What: Fashioned as a sci-fi adventure, this time-travel saga sees Ryan Reynolds team up with his 12-year-old self and packs quite fun.
OTT movie The Adam Project review
Ryan Reynolds has a flair for characters who are nonchalantly macho but with a disarming cowardice and screwball charm. He's goofy yet charmingly innocent. He humanizes Adam with nerd-type flaws and it is this quality that makes Adam quite a fascinating personality.
In the Adam's Project, he doubles up as the executive producer and teams up with director Shawn Levy for the second time after the sleeper hit "Free Guy" and the duo bring out the best in each other, complementing each other rhythmically and chemically.

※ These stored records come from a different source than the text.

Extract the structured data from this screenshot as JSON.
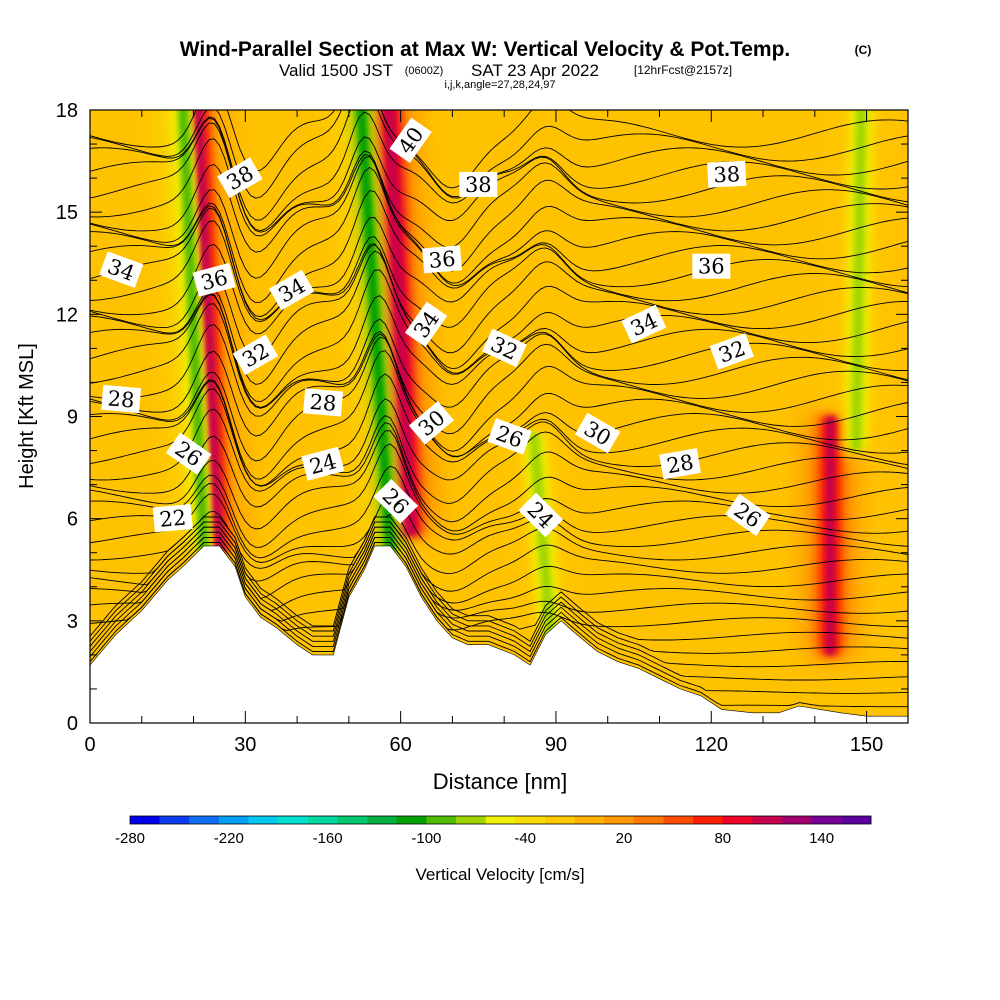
{
  "chart_data": {
    "type": "heatmap",
    "title": "Wind-Parallel Section at Max W: Vertical Velocity & Pot.Temp.",
    "title_mark": "(C)",
    "subtitle_valid": "Valid 1500 JST",
    "subtitle_z": "(0600Z)",
    "subtitle_date": "SAT 23 Apr 2022",
    "subtitle_fcst": "[12hrFcst@2157z]",
    "subtitle_ijk": "i,j,k,angle=27,28,24,97",
    "xlabel": "Distance [nm]",
    "ylabel": "Height [Kft MSL]",
    "xlim": [
      0,
      158
    ],
    "ylim": [
      0,
      18
    ],
    "x_ticks": [
      "0",
      "30",
      "60",
      "90",
      "120",
      "150"
    ],
    "y_ticks": [
      "0",
      "3",
      "6",
      "9",
      "12",
      "15",
      "18"
    ],
    "colorbar": {
      "label": "Vertical Velocity [cm/s]",
      "range": [
        -280,
        170
      ],
      "tick_labels": [
        "-280",
        "-220",
        "-160",
        "-100",
        "-40",
        "20",
        "80",
        "140"
      ],
      "colors": [
        "#0000ee",
        "#0a3cf0",
        "#0f6ef5",
        "#00a0f5",
        "#00c8f0",
        "#00e0d0",
        "#00d8a0",
        "#00c870",
        "#00b040",
        "#00a000",
        "#50bb00",
        "#a0d400",
        "#f0f000",
        "#f8dc00",
        "#ffc800",
        "#ffb000",
        "#ff9800",
        "#ff7800",
        "#ff4c00",
        "#ff1e00",
        "#ee0028",
        "#c8004c",
        "#a00070",
        "#780096",
        "#5a00a0"
      ]
    },
    "terrain_profile_kft": [
      [
        0,
        1.7
      ],
      [
        5,
        2.6
      ],
      [
        10,
        3.3
      ],
      [
        15,
        4.2
      ],
      [
        18,
        4.6
      ],
      [
        20,
        4.9
      ],
      [
        22,
        5.2
      ],
      [
        25,
        5.2
      ],
      [
        26,
        5.0
      ],
      [
        28,
        4.6
      ],
      [
        30,
        3.7
      ],
      [
        33,
        3.1
      ],
      [
        36,
        2.8
      ],
      [
        40,
        2.3
      ],
      [
        43,
        2.0
      ],
      [
        47,
        2.0
      ],
      [
        50,
        3.7
      ],
      [
        53,
        4.5
      ],
      [
        55,
        5.2
      ],
      [
        58,
        5.2
      ],
      [
        61,
        4.6
      ],
      [
        64,
        3.7
      ],
      [
        67,
        3.0
      ],
      [
        70,
        2.5
      ],
      [
        73,
        2.3
      ],
      [
        77,
        2.3
      ],
      [
        82,
        2.0
      ],
      [
        85,
        1.7
      ],
      [
        88,
        2.6
      ],
      [
        91,
        3.0
      ],
      [
        94,
        2.6
      ],
      [
        98,
        2.1
      ],
      [
        102,
        1.8
      ],
      [
        106,
        1.6
      ],
      [
        110,
        1.3
      ],
      [
        114,
        1.0
      ],
      [
        118,
        0.8
      ],
      [
        122,
        0.4
      ],
      [
        128,
        0.3
      ],
      [
        133,
        0.3
      ],
      [
        137,
        0.5
      ],
      [
        141,
        0.4
      ],
      [
        145,
        0.3
      ],
      [
        150,
        0.2
      ],
      [
        158,
        0.2
      ]
    ],
    "vertical_velocity_features": [
      {
        "x": 25,
        "z_bottom": 5,
        "z_top": 18,
        "tilt_nm_per_kft": -0.32,
        "w_cm_s": 110
      },
      {
        "x": 22,
        "z_bottom": 5,
        "z_top": 18,
        "tilt_nm_per_kft": -0.32,
        "w_cm_s": -90
      },
      {
        "x": 58,
        "z_bottom": 5,
        "z_top": 18,
        "tilt_nm_per_kft": -0.45,
        "w_cm_s": -110
      },
      {
        "x": 62,
        "z_bottom": 5.5,
        "z_top": 18,
        "tilt_nm_per_kft": -0.35,
        "w_cm_s": 115
      },
      {
        "x": 89,
        "z_bottom": 2.5,
        "z_top": 8,
        "tilt_nm_per_kft": -0.6,
        "w_cm_s": -70
      },
      {
        "x": 143,
        "z_bottom": 2,
        "z_top": 8.5,
        "tilt_nm_per_kft": 0,
        "w_cm_s": 110
      },
      {
        "x": 148,
        "z_bottom": 8,
        "z_top": 18,
        "tilt_nm_per_kft": 0.1,
        "w_cm_s": -70
      }
    ],
    "isentrope_labels": [
      {
        "label": "38",
        "x": 29,
        "z": 16.0,
        "angle": -30
      },
      {
        "label": "40",
        "x": 62,
        "z": 17.1,
        "angle": -55
      },
      {
        "label": "38",
        "x": 75,
        "z": 15.8,
        "angle": 0
      },
      {
        "label": "38",
        "x": 123,
        "z": 16.1,
        "angle": -3
      },
      {
        "label": "34",
        "x": 6,
        "z": 13.3,
        "angle": 20
      },
      {
        "label": "36",
        "x": 24,
        "z": 13.0,
        "angle": -15
      },
      {
        "label": "34",
        "x": 39,
        "z": 12.7,
        "angle": -30
      },
      {
        "label": "36",
        "x": 68,
        "z": 13.6,
        "angle": -5
      },
      {
        "label": "36",
        "x": 120,
        "z": 13.4,
        "angle": 0
      },
      {
        "label": "34",
        "x": 65,
        "z": 11.7,
        "angle": -55
      },
      {
        "label": "34",
        "x": 107,
        "z": 11.7,
        "angle": -25
      },
      {
        "label": "32",
        "x": 32,
        "z": 10.8,
        "angle": -30
      },
      {
        "label": "32",
        "x": 80,
        "z": 11.0,
        "angle": 25
      },
      {
        "label": "32",
        "x": 124,
        "z": 10.9,
        "angle": -20
      },
      {
        "label": "28",
        "x": 6,
        "z": 9.5,
        "angle": 5
      },
      {
        "label": "28",
        "x": 45,
        "z": 9.4,
        "angle": 5
      },
      {
        "label": "30",
        "x": 66,
        "z": 8.8,
        "angle": -40
      },
      {
        "label": "30",
        "x": 98,
        "z": 8.5,
        "angle": 30
      },
      {
        "label": "26",
        "x": 19,
        "z": 7.9,
        "angle": 35
      },
      {
        "label": "24",
        "x": 45,
        "z": 7.6,
        "angle": -15
      },
      {
        "label": "26",
        "x": 81,
        "z": 8.4,
        "angle": 20
      },
      {
        "label": "28",
        "x": 114,
        "z": 7.6,
        "angle": -10
      },
      {
        "label": "22",
        "x": 16,
        "z": 6.0,
        "angle": -5
      },
      {
        "label": "26",
        "x": 59,
        "z": 6.5,
        "angle": 45
      },
      {
        "label": "24",
        "x": 87,
        "z": 6.1,
        "angle": 45
      },
      {
        "label": "26",
        "x": 127,
        "z": 6.1,
        "angle": 35
      }
    ]
  }
}
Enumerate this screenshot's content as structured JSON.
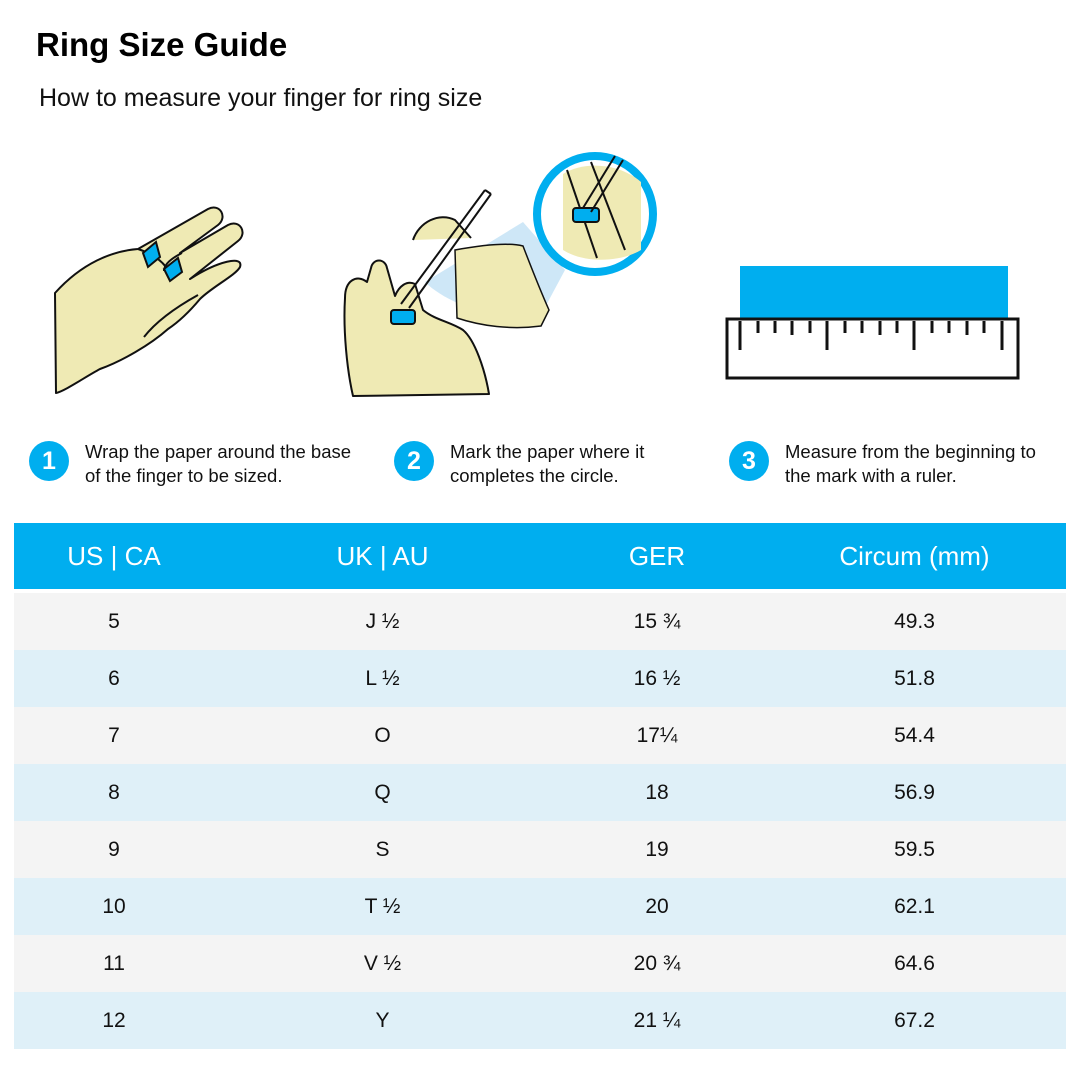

The film sees Reynolds doing a time travel to the past, uniting with his 12-year-old self (a terrific Walker Scobell) and also meeting his father (played by Mark Ruffalo).
It essentially exudes exuberant vibes with a heady cocktail of slick VFX action and fantasy. He is a time-tripping smirky renegade pilot but was bullied in school and the two cannot fathom each other's divergent personalities.
Zoe Sakldana plays Laura, Adam's wife who goes on a mission under the command of Maya Sorian (Catherine Keener)but never returns, and that triggers Adam to undertake the 'fix-things-of-the-past' adventure. But he lands on a different date of another year. Scobell playing the younger version of Adam is the atypical, cool observant type guy who is tiny for his wisdom and the boy aces his part.
He and Reynolds render an unrelenting and dynamite chemistry which makes the one-and-half-hour film entertaining.
Equally indulging are the sequences between Ruffalo and Reynolds - witty and skirmish.
The film turns juicier with an engaging and sentimental rendition of Mama Ellie Reed by Jennifer Garner.
Shawn Levy, who made the Oscar-nominated 'Arrival' and the Netflix series, Stranger Things, downplays on the intrigue quotient and fashions Adam Project as a family drama where grief and human longing propel the narrative.
But the director, who digs for the redemptive nature in his stories, undeniably creates a visual spectacle too. The action scenes are choreographed to classic rock — “Gimme Some Lovin’,” “Foreplay/Long Time” by Boston, Led Zeppelin’s “Good Times, Bad Times, boosted by sweeping VFX and cinematography. The heavy duty sci-fi is balanced by moments of nostalgia and emotional buoyancy.
Final words
It is more meant for large screen but the OTT relegation doesn't limit its prospects. As the Reynolds/Levy team up for more entertainers, I stand vindicated by the fact that they are not faking the fun.
I go with 3.5 stars for The Adam Project. The film is streaming on Netflix.